After the end of apartheid, Makeba continued her humanitarian work through the Miriam Makeba Rehabilitation Centre for abused girls and the Zenzile Miriam Makeba Foundation. In 2008, at the age of 76, she died after suffering a heart attack.
Albie Sachs
In an interview with Australia’s ABC, Justice Albie Sachs described being a judge as an extreme sport. As a law student, Sachs took part in the Defiance of Unjust Laws Campaign when he was 17. He also attended the Congress of the People when the Freedom Charter was adopted in Kliptown in 1955.
He became a member of the Cape Bar when he was 21, taking on cases in which people had broken racist laws. It made him the subject of security police scrutiny, and eventually he was jailed. By 1966, he was forced into exile, first in England then in Mozambique. In 1988, a bomb placed in his car by South African security agents blew up, causing him to lose an arm and vision in one eye.
But that did not stop Sachs from preparing for a democratic constitution. He returned to South Africa in 1990 and became part of the Constitutional Committee. After 1994, Mandela appointed him to serve as a judge of the Constitutional Court.
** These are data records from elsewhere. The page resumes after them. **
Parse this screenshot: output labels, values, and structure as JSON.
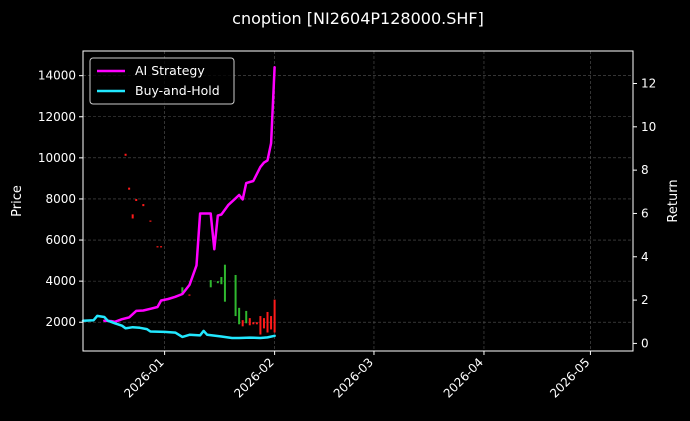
{
  "chart_data": {
    "type": "line",
    "title": "cnoption [NI2604P128000.SHF]",
    "ylabel": "Price",
    "y2label": "Return",
    "x_range": [
      "2025-12-09",
      "2026-05-13"
    ],
    "ylim": [
      600,
      15200
    ],
    "y2lim": [
      -0.35,
      13.5
    ],
    "x_tick_labels": [
      "2026-01",
      "2026-02",
      "2026-03",
      "2026-04",
      "2026-05"
    ],
    "x_tick_dates": [
      "2026-01-01",
      "2026-02-01",
      "2026-03-01",
      "2026-04-01",
      "2026-05-01"
    ],
    "y_ticks": [
      2000,
      4000,
      6000,
      8000,
      10000,
      12000,
      14000
    ],
    "y_tick_labels": [
      "2000",
      "4000",
      "6000",
      "8000",
      "10000",
      "12000",
      "14000"
    ],
    "y2_ticks": [
      0,
      2,
      4,
      6,
      8,
      10,
      12
    ],
    "y2_tick_labels": [
      "0",
      "2",
      "4",
      "6",
      "8",
      "10",
      "12"
    ],
    "grid": true,
    "legend_position": "top-left",
    "series": [
      {
        "name": "AI Strategy",
        "axis": "right",
        "color": "#ff00ff",
        "points": [
          [
            "2025-12-15",
            1.05
          ],
          [
            "2025-12-17",
            1.03
          ],
          [
            "2025-12-18",
            1.0
          ],
          [
            "2025-12-20",
            1.12
          ],
          [
            "2025-12-22",
            1.2
          ],
          [
            "2025-12-24",
            1.5
          ],
          [
            "2025-12-26",
            1.52
          ],
          [
            "2025-12-28",
            1.6
          ],
          [
            "2025-12-30",
            1.68
          ],
          [
            "2025-12-31",
            1.98
          ],
          [
            "2026-01-02",
            2.05
          ],
          [
            "2026-01-04",
            2.15
          ],
          [
            "2026-01-06",
            2.28
          ],
          [
            "2026-01-08",
            2.7
          ],
          [
            "2026-01-09",
            3.15
          ],
          [
            "2026-01-10",
            3.6
          ],
          [
            "2026-01-11",
            6.0
          ],
          [
            "2026-01-13",
            6.0
          ],
          [
            "2026-01-14",
            6.0
          ],
          [
            "2026-01-15",
            4.35
          ],
          [
            "2026-01-16",
            5.9
          ],
          [
            "2026-01-17",
            5.95
          ],
          [
            "2026-01-19",
            6.4
          ],
          [
            "2026-01-21",
            6.7
          ],
          [
            "2026-01-22",
            6.85
          ],
          [
            "2026-01-23",
            6.65
          ],
          [
            "2026-01-24",
            7.4
          ],
          [
            "2026-01-26",
            7.5
          ],
          [
            "2026-01-28",
            8.15
          ],
          [
            "2026-01-29",
            8.35
          ],
          [
            "2026-01-30",
            8.45
          ],
          [
            "2026-01-31",
            9.25
          ],
          [
            "2026-02-01",
            12.75
          ]
        ]
      },
      {
        "name": "Buy-and-Hold",
        "axis": "right",
        "color": "#22e8ff",
        "points": [
          [
            "2025-12-09",
            1.05
          ],
          [
            "2025-12-12",
            1.07
          ],
          [
            "2025-12-13",
            1.27
          ],
          [
            "2025-12-15",
            1.22
          ],
          [
            "2025-12-16",
            1.05
          ],
          [
            "2025-12-18",
            0.93
          ],
          [
            "2025-12-20",
            0.82
          ],
          [
            "2025-12-21",
            0.7
          ],
          [
            "2025-12-23",
            0.75
          ],
          [
            "2025-12-25",
            0.72
          ],
          [
            "2025-12-27",
            0.66
          ],
          [
            "2025-12-28",
            0.55
          ],
          [
            "2026-01-01",
            0.53
          ],
          [
            "2026-01-04",
            0.5
          ],
          [
            "2026-01-06",
            0.3
          ],
          [
            "2026-01-08",
            0.4
          ],
          [
            "2026-01-11",
            0.37
          ],
          [
            "2026-01-12",
            0.58
          ],
          [
            "2026-01-13",
            0.4
          ],
          [
            "2026-01-17",
            0.32
          ],
          [
            "2026-01-20",
            0.25
          ],
          [
            "2026-01-22",
            0.25
          ],
          [
            "2026-01-25",
            0.27
          ],
          [
            "2026-01-28",
            0.25
          ],
          [
            "2026-01-30",
            0.28
          ],
          [
            "2026-02-01",
            0.35
          ]
        ]
      }
    ],
    "candles": {
      "axis": "left",
      "up_color": "#2fb82f",
      "down_color": "#ff1a1a",
      "items": [
        [
          "2025-12-21",
          10200,
          10100,
          "down"
        ],
        [
          "2025-12-22",
          8550,
          8450,
          "down"
        ],
        [
          "2025-12-23",
          7250,
          7050,
          "down"
        ],
        [
          "2025-12-24",
          8000,
          7900,
          "down"
        ],
        [
          "2025-12-26",
          7750,
          7650,
          "down"
        ],
        [
          "2025-12-28",
          6950,
          6900,
          "down"
        ],
        [
          "2025-12-30",
          5700,
          5650,
          "down"
        ],
        [
          "2025-12-31",
          5700,
          5650,
          "down"
        ],
        [
          "2026-01-06",
          3700,
          3350,
          "up"
        ],
        [
          "2026-01-08",
          3350,
          3300,
          "down"
        ],
        [
          "2026-01-14",
          4050,
          3700,
          "up"
        ],
        [
          "2026-01-16",
          4000,
          3900,
          "up"
        ],
        [
          "2026-01-17",
          4200,
          3850,
          "up"
        ],
        [
          "2026-01-18",
          4800,
          3000,
          "up"
        ],
        [
          "2026-01-21",
          4300,
          2300,
          "up"
        ],
        [
          "2026-01-22",
          2700,
          1900,
          "up"
        ],
        [
          "2026-01-23",
          2100,
          1800,
          "down"
        ],
        [
          "2026-01-24",
          2550,
          1950,
          "up"
        ],
        [
          "2026-01-25",
          2200,
          1850,
          "down"
        ],
        [
          "2026-01-26",
          2000,
          1900,
          "down"
        ],
        [
          "2026-01-27",
          2000,
          1900,
          "down"
        ],
        [
          "2026-01-28",
          2300,
          1400,
          "down"
        ],
        [
          "2026-01-29",
          2200,
          1700,
          "down"
        ],
        [
          "2026-01-30",
          2500,
          1500,
          "down"
        ],
        [
          "2026-01-31",
          2300,
          1650,
          "down"
        ],
        [
          "2026-02-01",
          3100,
          1500,
          "down"
        ]
      ]
    }
  }
}
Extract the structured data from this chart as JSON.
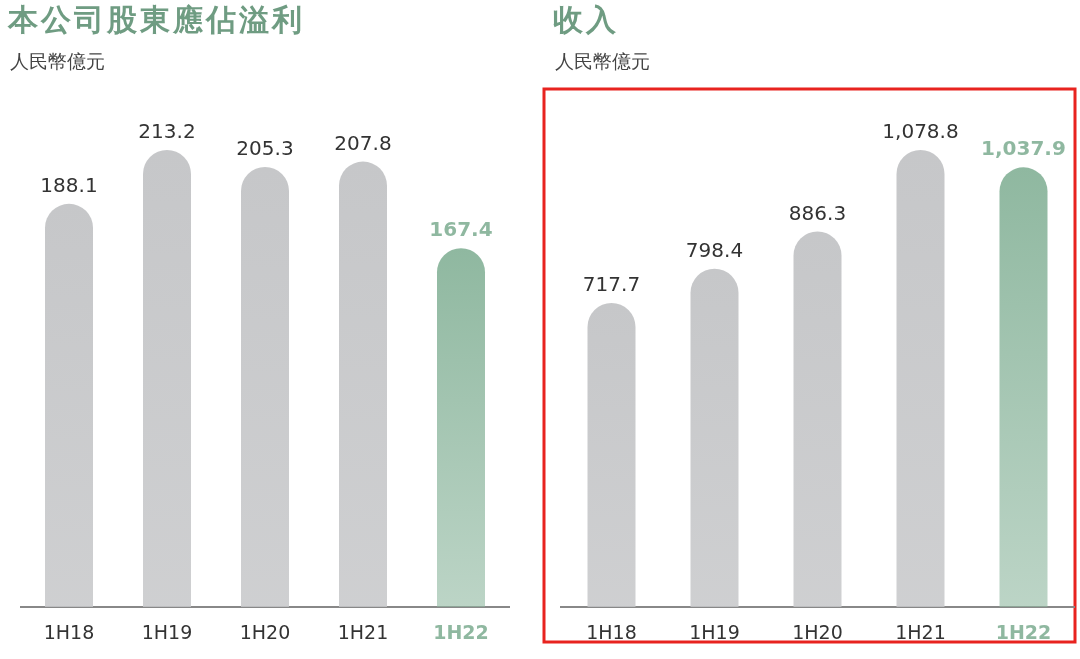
{
  "chart_data": [
    {
      "type": "bar",
      "title": "本公司股東應佔溢利",
      "subtitle": "人民幣億元",
      "categories": [
        "1H18",
        "1H19",
        "1H20",
        "1H21",
        "1H22"
      ],
      "values": [
        188.1,
        213.2,
        205.3,
        207.8,
        167.4
      ],
      "colors": [
        "#c6c7c9",
        "#c6c7c9",
        "#c6c7c9",
        "#c6c7c9",
        "#8fb8a0"
      ],
      "data_labels": true
    },
    {
      "type": "bar",
      "title": "收入",
      "subtitle": "人民幣億元",
      "categories": [
        "1H18",
        "1H19",
        "1H20",
        "1H21",
        "1H22"
      ],
      "values": [
        717.7,
        798.4,
        886.3,
        1078.8,
        1037.9
      ],
      "value_labels": [
        "717.7",
        "798.4",
        "886.3",
        "1,078.8",
        "1,037.9"
      ],
      "colors": [
        "#c6c7c9",
        "#c6c7c9",
        "#c6c7c9",
        "#c6c7c9",
        "#8fb8a0"
      ]
    }
  ]
}
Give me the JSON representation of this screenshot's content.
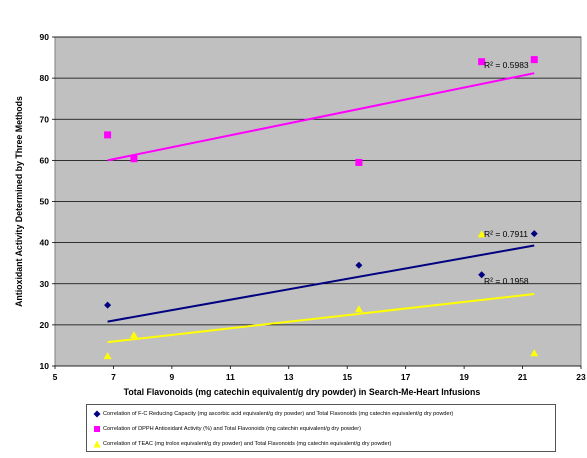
{
  "chart_data": {
    "type": "scatter",
    "xlabel": "Total Flavonoids  (mg catechin equivalent/g dry powder) in Search-Me-Heart Infusions",
    "ylabel": "Antioxidant Activity Determined by Three Methods",
    "xlim": [
      5,
      23
    ],
    "ylim": [
      10,
      90
    ],
    "xticks": [
      5,
      7,
      9,
      11,
      13,
      15,
      17,
      19,
      21,
      23
    ],
    "yticks": [
      10,
      20,
      30,
      40,
      50,
      60,
      70,
      80,
      90
    ],
    "grid": "horizontal",
    "plot_background": "#c0c0c0",
    "legend_position": "bottom",
    "series": [
      {
        "name": "Correlation of F-C Reducing Capacity  (mg ascorbic acid equivalent/g dry powder) and Total Flavonoids (mg catechin equivalent/g dry powder)",
        "marker": "diamond",
        "color": "#000080",
        "x": [
          6.8,
          15.4,
          19.6,
          21.4
        ],
        "y": [
          24.8,
          34.5,
          32.2,
          42.2
        ],
        "trendline": {
          "x": [
            6.8,
            21.4
          ],
          "y": [
            20.8,
            39.3
          ],
          "color": "#000080"
        },
        "r2_label": "R² = 0.7911"
      },
      {
        "name": "Correlation of DPPH Antioxidant Activity (%) and Total Flavonoids (mg catechin equivalent/g dry powder)",
        "marker": "square",
        "color": "#ff00ff",
        "x": [
          6.8,
          7.7,
          15.4,
          19.6,
          21.4
        ],
        "y": [
          66.2,
          60.4,
          59.5,
          84.0,
          84.5
        ],
        "trendline": {
          "x": [
            6.8,
            21.4
          ],
          "y": [
            60.0,
            81.2
          ],
          "color": "#ff00ff"
        },
        "r2_label": "R² = 0.5983"
      },
      {
        "name": "Correlation of TEAC (mg trolox equivalent/g dry powder) and Total Flavonoids (mg catechin equivalent/g dry powder)",
        "marker": "triangle",
        "color": "#ffff00",
        "x": [
          6.8,
          7.7,
          15.4,
          19.6,
          21.4
        ],
        "y": [
          12.4,
          17.5,
          23.8,
          42.0,
          13.1
        ],
        "trendline": {
          "x": [
            6.8,
            21.4
          ],
          "y": [
            15.8,
            27.5
          ],
          "color": "#ffff00"
        },
        "r2_label": "R² = 0.1958"
      }
    ]
  }
}
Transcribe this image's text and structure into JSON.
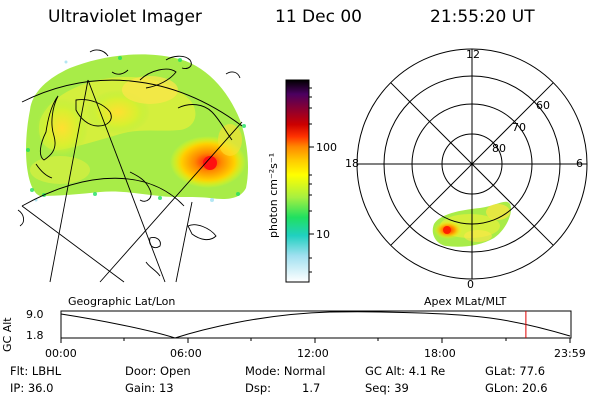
{
  "header": {
    "title": "Ultraviolet Imager",
    "date": "11 Dec 00",
    "time": "21:55:20 UT"
  },
  "geo_panel": {
    "caption": "Geographic Lat/Lon"
  },
  "colorbar": {
    "unit_label": "photon cm⁻²s⁻¹",
    "ticks": [
      "100",
      "10"
    ],
    "colors": [
      "#000000",
      "#4b0060",
      "#cc0000",
      "#ff3300",
      "#ff8800",
      "#ffcc00",
      "#ffff00",
      "#a8f040",
      "#20e060",
      "#20d0c0",
      "#a0e0f0",
      "#ffffff"
    ]
  },
  "polar_panel": {
    "caption": "Apex MLat/MLT",
    "mlt_labels": {
      "top": "12",
      "left": "18",
      "right": "6",
      "bottom": "0"
    },
    "lat_labels": [
      "60",
      "70",
      "80"
    ]
  },
  "altitude_strip": {
    "axis_label": "GC Alt",
    "y_ticks": [
      "9.0",
      "1.8"
    ],
    "x_ticks": [
      "00:00",
      "06:00",
      "12:00",
      "18:00",
      "23:59"
    ],
    "current_marker_hour": 21.92
  },
  "footer": {
    "row1": {
      "filter": "Flt: LBHL",
      "door": "Door: Open",
      "mode": "Mode: Normal",
      "gc_alt": "GC Alt: 4.1 Re",
      "glat": "GLat: 77.6"
    },
    "row2": {
      "ip": "IP: 36.0",
      "gain": "Gain: 13",
      "dsp": "Dsp:",
      "dsp_value": "1.7",
      "seq": "Seq: 39",
      "glon": "GLon: 20.6"
    }
  }
}
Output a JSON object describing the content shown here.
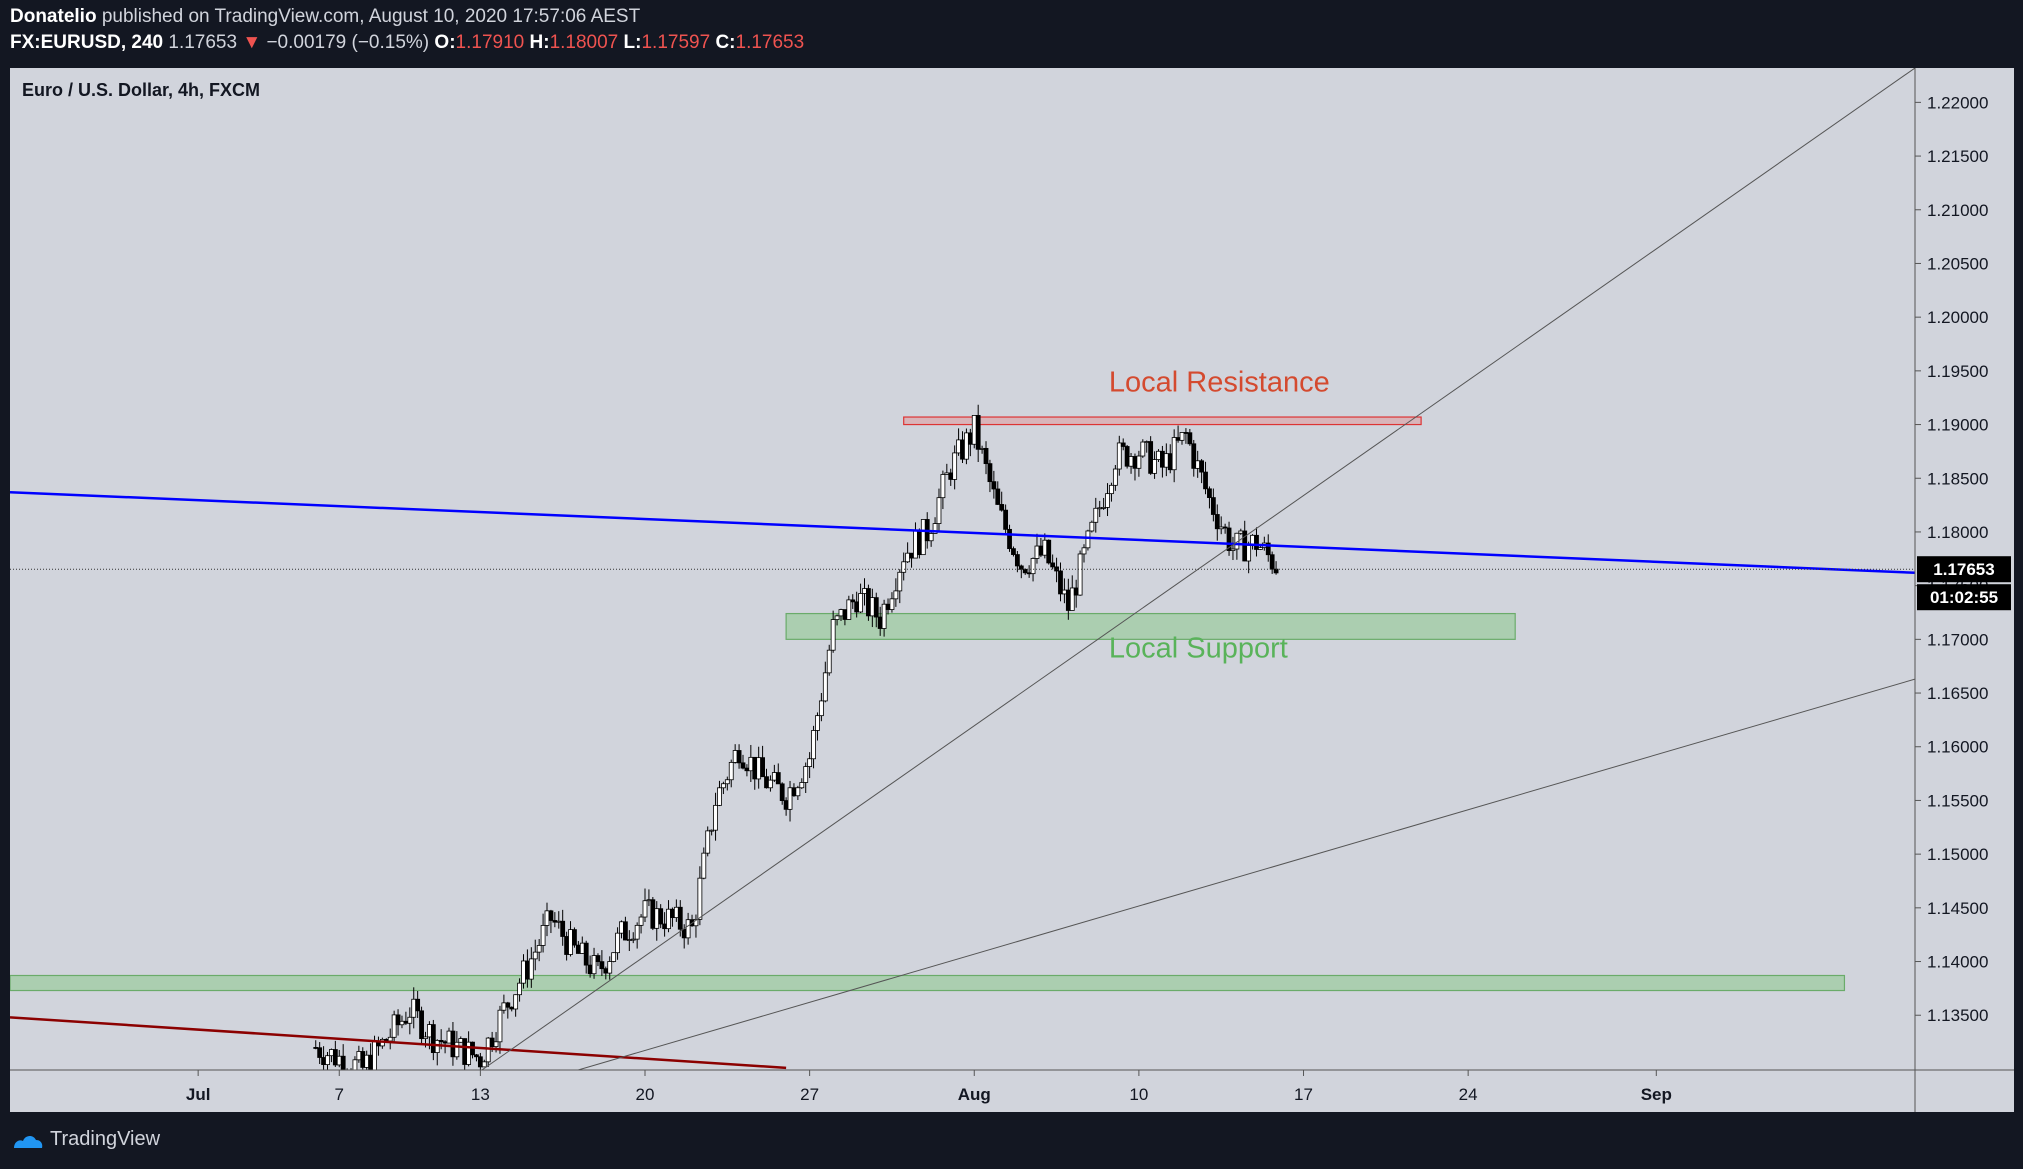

Passionate about art, Sachs was instrumental in choosing many of the works of art on show in the court, the highest in the country. “One artist, Judith Mason, was listening to the Truth Commission processes on the radio while she was painting, and she heard the story of an African woman, a freedom fighter, whose naked body was discovered because the man who executed her pointed out where she’d been buried,” he told ABC about a particular work, The Blue Dress, “and the only covering the body had was a little bit of blue plastic bag over her private parts.
“And Judith was very, very moved by this, and she went out and she bought some plastic bags and she sewed them into a dress for the person she called ‘My Sister’, and that dress is now hanging in our court.
“And they represent a kind of a spirit of the sacrifice, the loss, the pain that was involved in the treatment of our democracy, but also the spirit soaring and the rights that are now protected.”
Sachs was also instrumental in bringing about the Civil Union Act, which grants same-sex couples the right to marry. It made South Africa the fifth country in the world to grant such a right.